Hoe draden te bellen met een multimeter
De continuïteit van de draden betekent de definitie van integriteit. In feite bepaalt de multimeter de weerstand van een gesloten circuit, en als deze waarde dicht bij nul ligt, wordt het circuit als gesloten beschouwd en wordt er een hoorbaar signaal afgegeven. Niet elke multimeter kan draden met geluid laten rinkelen, maar de meeste wel.
Continuïteit is een test van de integriteit van het circuit. Om de draden te testen, wordt de multimeter in de gewenste modus gezet. Meestal wordt het gecombineerd met de continuïteit van diodes, maar het kan afzonderlijk worden verwijderd en gemarkeerd met een belteken. Vervolgens wordt een sonde aangebracht op het ene uiteinde van de geleider en de andere sonde op het andere. In dit geval klinkt er een signaal of verschijnt er een indicatie op het licht of op het display. Als er een indicatie is, is het circuit niet gebroken, zo niet, dan is de geleider beschadigd of is het circuit gebroken.

Testen van diodes, condensatoren en transistoren (hFE-modus)
Niet elk apparaat heeft deze modus. Om de weerstand van de diodes te controleren, wordt de juiste modus geselecteerd en worden, naar analogie met de continuïteit van de geleider, de nodige acties uitgevoerd.
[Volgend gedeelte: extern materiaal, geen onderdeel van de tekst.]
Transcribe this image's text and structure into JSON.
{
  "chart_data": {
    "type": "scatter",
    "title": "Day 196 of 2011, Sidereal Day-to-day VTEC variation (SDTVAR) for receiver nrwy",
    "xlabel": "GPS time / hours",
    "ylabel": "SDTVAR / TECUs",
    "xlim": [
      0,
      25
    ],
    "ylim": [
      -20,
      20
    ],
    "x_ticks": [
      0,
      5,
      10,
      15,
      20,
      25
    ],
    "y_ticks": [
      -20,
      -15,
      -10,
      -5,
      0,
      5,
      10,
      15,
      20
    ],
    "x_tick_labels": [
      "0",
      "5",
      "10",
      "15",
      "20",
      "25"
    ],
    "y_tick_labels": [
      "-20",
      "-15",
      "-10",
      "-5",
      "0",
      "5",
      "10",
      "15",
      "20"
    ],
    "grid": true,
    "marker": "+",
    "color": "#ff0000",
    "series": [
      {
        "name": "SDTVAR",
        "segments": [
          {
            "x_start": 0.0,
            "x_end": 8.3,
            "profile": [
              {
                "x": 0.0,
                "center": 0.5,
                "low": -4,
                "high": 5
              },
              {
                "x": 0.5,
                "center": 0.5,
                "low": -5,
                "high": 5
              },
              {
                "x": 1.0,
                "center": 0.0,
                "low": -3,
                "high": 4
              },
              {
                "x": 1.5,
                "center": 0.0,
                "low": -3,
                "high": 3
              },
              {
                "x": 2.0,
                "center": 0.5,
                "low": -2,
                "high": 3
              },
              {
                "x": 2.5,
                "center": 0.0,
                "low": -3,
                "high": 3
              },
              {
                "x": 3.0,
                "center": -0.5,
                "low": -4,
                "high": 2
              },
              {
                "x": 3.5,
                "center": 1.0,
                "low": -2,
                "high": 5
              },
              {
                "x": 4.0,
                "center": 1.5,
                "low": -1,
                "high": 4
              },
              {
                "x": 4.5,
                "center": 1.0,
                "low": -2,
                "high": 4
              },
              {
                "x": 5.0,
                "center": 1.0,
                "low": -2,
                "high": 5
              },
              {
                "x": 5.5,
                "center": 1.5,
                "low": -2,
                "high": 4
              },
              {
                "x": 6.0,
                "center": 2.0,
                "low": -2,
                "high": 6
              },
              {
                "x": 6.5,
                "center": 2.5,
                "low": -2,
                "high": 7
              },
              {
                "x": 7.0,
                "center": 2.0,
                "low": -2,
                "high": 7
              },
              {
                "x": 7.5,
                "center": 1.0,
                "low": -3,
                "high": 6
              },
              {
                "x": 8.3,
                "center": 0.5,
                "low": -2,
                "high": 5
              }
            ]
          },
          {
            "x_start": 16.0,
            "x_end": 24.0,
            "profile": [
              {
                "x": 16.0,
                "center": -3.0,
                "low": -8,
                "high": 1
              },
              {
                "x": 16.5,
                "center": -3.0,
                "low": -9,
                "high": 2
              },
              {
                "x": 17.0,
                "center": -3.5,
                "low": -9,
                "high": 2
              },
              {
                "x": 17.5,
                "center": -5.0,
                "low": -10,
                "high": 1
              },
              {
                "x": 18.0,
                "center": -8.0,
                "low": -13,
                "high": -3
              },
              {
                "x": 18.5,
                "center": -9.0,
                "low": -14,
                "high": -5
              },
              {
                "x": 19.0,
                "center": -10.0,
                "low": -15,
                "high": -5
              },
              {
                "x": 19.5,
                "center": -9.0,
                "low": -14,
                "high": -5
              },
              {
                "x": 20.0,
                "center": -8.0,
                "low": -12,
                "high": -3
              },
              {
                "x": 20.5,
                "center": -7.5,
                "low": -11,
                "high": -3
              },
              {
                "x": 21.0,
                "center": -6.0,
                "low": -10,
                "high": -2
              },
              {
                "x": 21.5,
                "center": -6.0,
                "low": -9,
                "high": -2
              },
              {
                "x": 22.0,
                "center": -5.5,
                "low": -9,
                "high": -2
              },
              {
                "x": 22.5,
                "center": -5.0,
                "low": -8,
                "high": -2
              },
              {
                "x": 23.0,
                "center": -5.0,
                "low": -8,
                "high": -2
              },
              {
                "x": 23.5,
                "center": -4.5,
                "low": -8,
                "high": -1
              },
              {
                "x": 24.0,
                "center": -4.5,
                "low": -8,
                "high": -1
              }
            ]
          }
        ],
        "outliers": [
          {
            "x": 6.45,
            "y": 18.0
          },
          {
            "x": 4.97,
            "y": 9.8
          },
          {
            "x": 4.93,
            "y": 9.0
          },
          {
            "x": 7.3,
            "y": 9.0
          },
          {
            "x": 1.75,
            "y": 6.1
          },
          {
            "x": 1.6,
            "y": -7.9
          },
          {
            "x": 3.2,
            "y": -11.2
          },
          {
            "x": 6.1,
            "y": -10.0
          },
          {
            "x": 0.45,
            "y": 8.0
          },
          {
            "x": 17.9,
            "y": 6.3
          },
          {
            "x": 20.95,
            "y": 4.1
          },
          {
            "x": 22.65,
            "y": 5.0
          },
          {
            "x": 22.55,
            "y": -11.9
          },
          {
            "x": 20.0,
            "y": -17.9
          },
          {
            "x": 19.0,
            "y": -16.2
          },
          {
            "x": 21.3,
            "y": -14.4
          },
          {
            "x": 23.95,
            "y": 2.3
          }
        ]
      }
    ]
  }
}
Om de parameters van condensatoren en transistors te bepalen, wordt een speciale modus op het apparaat ingesteld "hFE».

De transistors hebben drie uitgangen: basis, emitter en collector, die zijn aangesloten op de B, E, F-klemmen van de multimeter. Indien correct aangesloten, toont het display de versterking van de transistor.
Voor condensatoren wordt de capaciteit gemeten door de uiteinden van de condensator in de connectoren met de markering Cx te steken. In dit geval toont het display de nominale waarde van de capaciteit van de elektronische component.